In deriving the total bill, researchers took into account the amount spent by different agencies in combating and preventing drug crimes, and the losses incurred by the drug abuser in consuming drugs, among other factors.
Manpower Minister and Second Minister for Home Affairs Josephine Teo said on Monday (Jan 20) that economists have attempted to quantify the cost of drug crime in monetary terms.
"Even for Singapore, where our drug abuse rates are much lower than other countries, it is sobering that the total cost of drug crime was as high as $1.23 billion in 2015," said Mrs Teo at the opening of the Harm Prevention Seminar, which was held at the Lifelong Learning Institute.
The seminar, which is organised by the Ministry of Home Affairs, brings together government agencies, community partners and academia to share research findings related to harm prevention.
The study, which was commissioned by the Central Narcotics Bureau (CNB) in 2016, showed that the public sector accounted for the largest expenditure in 2015 at 38 per cent of the total bill.
Researchers took into account the operating costs of agencies like the CNB, Singapore Prison Service - which runs Drug Rehabilitation Centres - and the Singapore Corporation of Rehabilitative Enterprises, which provides rehabilitation services for inmates and former convicts.
The second highest cost to society is the loss in productivity, at 37.7 per cent.
To derive this, the study considered the potential wages drug abusers could have earned if they were not incarcerated.
The operating costs of other organisations, like the Singapore Anti-Narcotics Association, were also taken into account in tabulating the total bill.
The charity runs counselling sessions and partners various organisations to provide financial and employment assistance.
In her speech, Mrs Teo also spoke on the dangers of having a lax attitude towards drug use.
She said while most in Singapore agree that tough laws must be maintained to keep drugs out, public support cannot be taken for granted.
"There is a lot of misinformation about drug use," she said, adding that there are "incredulous claims" that cannabis is harmless.
"If we do not counter such misinformation, this may lead wrongly to the liberalisation of attitudes.
"Public support for our zero tolerance on drugs may then be eroded," she said, noting that there cannot be a let-up in public education on the harms of drugs.
Mrs Teo highlighted research findings which showed that drug consumption and trafficking fuel other crimes; legalising cannabis leads to increase in crime and traffic accidents; and that cannabis use can harm the individual.
"The Government and the community must maintain a firm, unified stance against drugs to prevent harm to our people," she said.
Singapore's harm prevention approach, she explained, has worked well, with the local drug situation under control despite a "significant deterioration" in the international environment.
The pool of drug abusers arrested today has been halved to around 3,000, down from more than 6,000 each year in the 1990s.

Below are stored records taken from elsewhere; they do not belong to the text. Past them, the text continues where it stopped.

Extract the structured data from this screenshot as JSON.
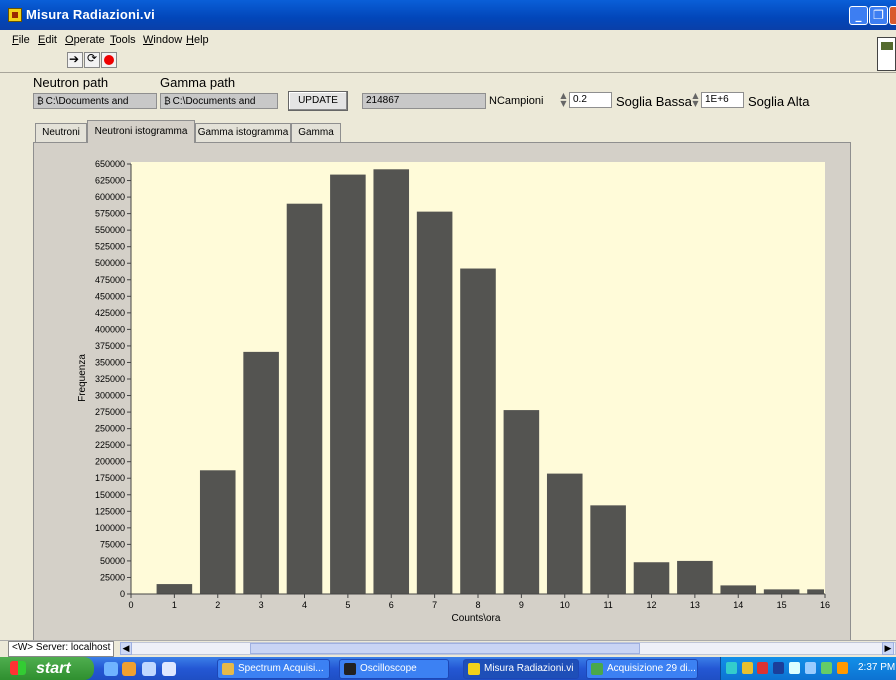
{
  "window": {
    "title": "Misura Radiazioni.vi"
  },
  "menu": [
    {
      "label": "File",
      "u": "F",
      "rest": "ile"
    },
    {
      "label": "Edit",
      "u": "E",
      "rest": "dit"
    },
    {
      "label": "Operate",
      "u": "O",
      "rest": "perate"
    },
    {
      "label": "Tools",
      "u": "T",
      "rest": "ools"
    },
    {
      "label": "Window",
      "u": "W",
      "rest": "indow"
    },
    {
      "label": "Help",
      "u": "H",
      "rest": "elp"
    }
  ],
  "controls": {
    "neutron_path_label": "Neutron path",
    "neutron_path_value": "C:\\Documents and",
    "gamma_path_label": "Gamma path",
    "gamma_path_value": "C:\\Documents and",
    "update_label": "UPDATE",
    "ncampioni_value": "214867",
    "ncampioni_label": "NCampioni",
    "soglia_bassa_value": "0.2",
    "soglia_bassa_label": "Soglia Bassa",
    "soglia_alta_value": "1E+6",
    "soglia_alta_label": "Soglia Alta"
  },
  "tabs": [
    "Neutroni",
    "Neutroni istogramma",
    "Gamma istogramma",
    "Gamma"
  ],
  "active_tab": 1,
  "chart_data": {
    "type": "bar",
    "categories": [
      1,
      2,
      3,
      4,
      5,
      6,
      7,
      8,
      9,
      10,
      11,
      12,
      13,
      14,
      15,
      16
    ],
    "values": [
      15000,
      187000,
      366000,
      590000,
      634000,
      642000,
      578000,
      492000,
      278000,
      182000,
      134000,
      48000,
      50000,
      13000,
      7000,
      7000
    ],
    "xlabel": "Counts\\ora",
    "ylabel": "Frequenza",
    "xlim": [
      0,
      16
    ],
    "ylim": [
      0,
      650000
    ],
    "y_tick_step": 25000,
    "x_ticks": [
      0,
      1,
      2,
      3,
      4,
      5,
      6,
      7,
      8,
      9,
      10,
      11,
      12,
      13,
      14,
      15,
      16
    ],
    "bar_color": "#545451",
    "plot_background": "#fffbd9",
    "grid": false
  },
  "status": {
    "server": "<W> Server: localhost"
  },
  "taskbar": {
    "start": "start",
    "tasks": [
      {
        "label": "Spectrum Acquisi...",
        "active": false
      },
      {
        "label": "Oscilloscope",
        "active": false
      },
      {
        "label": "Misura Radiazioni.vi",
        "active": true
      },
      {
        "label": "Acquisizione 29 di...",
        "active": false
      }
    ],
    "clock": "2:37 PM"
  }
}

Rehabilitation efforts have also led to significant improvements, with the recidivism rate for drug abusers dropping to 24.4 per cent for the cohort released in 2016, said Mrs Teo.
This is down from a recidivism rate of 67.4 per cent for the cohort released in 1996.
But tough laws and robust enforcement remain necessary.
Mrs Teo highlighted a study by Home Team psychologists which found that offenders who did not traffic drugs were deterred from doing so by the fear of being caught.
Those who trafficked drugs were also influenced by the punishment for drug trafficking and consciously limit the amount trafficked to minimise punishment, she said.
The NTU study, conducted by Professor Euston Quah, Associate Professor Chia Wai Mun and research associate Tan Tsiat Siong, is published in a special issue of the Home Team Journal, which was launched on Monday.
Prof Quah said public spending in combating drug crime is substantially lower when compared with the financial impact of drug crimes in other areas combined, including the loss of lives due to drugs, and the loss in productivity.
He said: "There is room for them (the Government) to spend more, in the hope that if they spend more, we can reduce the rest of the costs of drugs to society."